In particular, User-Agent strings are now a net-negative. I've never run into a website that doesn't work on Firefox. I do occasionally run into websites that claim to not work on Firefox. We software developers have shown that we can't be trusted with information pertaining to what browser someone is using, and as such should have the privilege taken away. If you're reading this, and you have access to a codebase that reads User-Agent strings for anything more than idle curiosity, just delete it and push to master.



I actually ran into a case for using UA strings yesterday, if you know of a better solution let me know!

I have a canvas element where the user needs to be able to both scroll and zoom with the mouse wheel. Generally, zooming involves scrolling while also holding the ctrl button down - except on MacOS, where it's cmd.
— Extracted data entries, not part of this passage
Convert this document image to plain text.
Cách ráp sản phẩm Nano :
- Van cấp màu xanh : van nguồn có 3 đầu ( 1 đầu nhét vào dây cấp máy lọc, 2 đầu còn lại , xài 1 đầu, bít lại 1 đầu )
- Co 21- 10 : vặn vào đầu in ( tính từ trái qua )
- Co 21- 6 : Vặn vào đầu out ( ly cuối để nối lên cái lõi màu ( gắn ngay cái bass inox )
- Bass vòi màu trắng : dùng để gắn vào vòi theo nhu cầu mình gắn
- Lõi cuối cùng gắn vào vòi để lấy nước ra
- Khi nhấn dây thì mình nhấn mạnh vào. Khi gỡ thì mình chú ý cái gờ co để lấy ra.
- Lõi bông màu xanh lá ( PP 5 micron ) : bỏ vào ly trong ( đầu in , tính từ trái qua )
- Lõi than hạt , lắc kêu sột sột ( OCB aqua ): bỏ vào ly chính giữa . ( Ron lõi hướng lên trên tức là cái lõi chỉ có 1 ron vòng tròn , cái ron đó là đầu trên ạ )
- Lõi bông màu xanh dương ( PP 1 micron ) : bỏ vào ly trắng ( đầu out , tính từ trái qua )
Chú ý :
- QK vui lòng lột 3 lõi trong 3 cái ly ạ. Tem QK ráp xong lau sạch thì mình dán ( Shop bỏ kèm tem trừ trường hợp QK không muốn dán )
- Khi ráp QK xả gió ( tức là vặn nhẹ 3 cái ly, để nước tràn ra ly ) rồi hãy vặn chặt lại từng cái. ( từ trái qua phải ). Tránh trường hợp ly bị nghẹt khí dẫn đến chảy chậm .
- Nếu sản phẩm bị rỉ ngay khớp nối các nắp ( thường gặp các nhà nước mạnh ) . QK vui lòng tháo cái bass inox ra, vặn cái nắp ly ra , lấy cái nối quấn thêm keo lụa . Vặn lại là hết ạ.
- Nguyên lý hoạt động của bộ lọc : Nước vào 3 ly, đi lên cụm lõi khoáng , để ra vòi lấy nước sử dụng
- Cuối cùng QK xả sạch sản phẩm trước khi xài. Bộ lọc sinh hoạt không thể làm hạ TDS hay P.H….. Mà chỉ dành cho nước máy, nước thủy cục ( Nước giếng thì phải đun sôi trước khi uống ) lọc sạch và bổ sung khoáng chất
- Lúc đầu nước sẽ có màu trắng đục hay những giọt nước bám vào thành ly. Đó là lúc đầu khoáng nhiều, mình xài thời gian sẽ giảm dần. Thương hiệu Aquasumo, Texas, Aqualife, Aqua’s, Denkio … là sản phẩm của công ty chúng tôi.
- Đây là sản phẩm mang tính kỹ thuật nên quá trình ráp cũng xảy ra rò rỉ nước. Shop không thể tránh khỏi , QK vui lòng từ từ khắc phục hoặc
I obviously want to use the operating system conventions that my users will be expecting, but the best way of determining that, that I've found, is searching for the string 'Mac' in the user agent string.

Like I say, if you know of a better way to detect whether I should be binding on ctrl or cmd, let me know! This is the first time I've used the user agent in a long time, and it feels like there should be a better system...


You mention 2 behaviors: With and without a modifier key. So just accept either key for zooming. :)


Especially considering it is vanishingly unlikely for a Windows user to inadvertently send you a command key down, or the Mac to send you a ctrl down. It's not like you have behaviors to swap.


That's actually a really good idea. I just looked at how a few other sites handle this, and that seems like a common take. I have updated the code!


UA string sniffing sucks, but if Firefox starts pretending to be Chrome, sites will start using even worse methods to figure out what browser they're dealing with, and it'll be much harder to work around those. Firefox is obviously not Chrome if you actually poke at it a bit… the saving grace of UA string checks is they're easy to fool.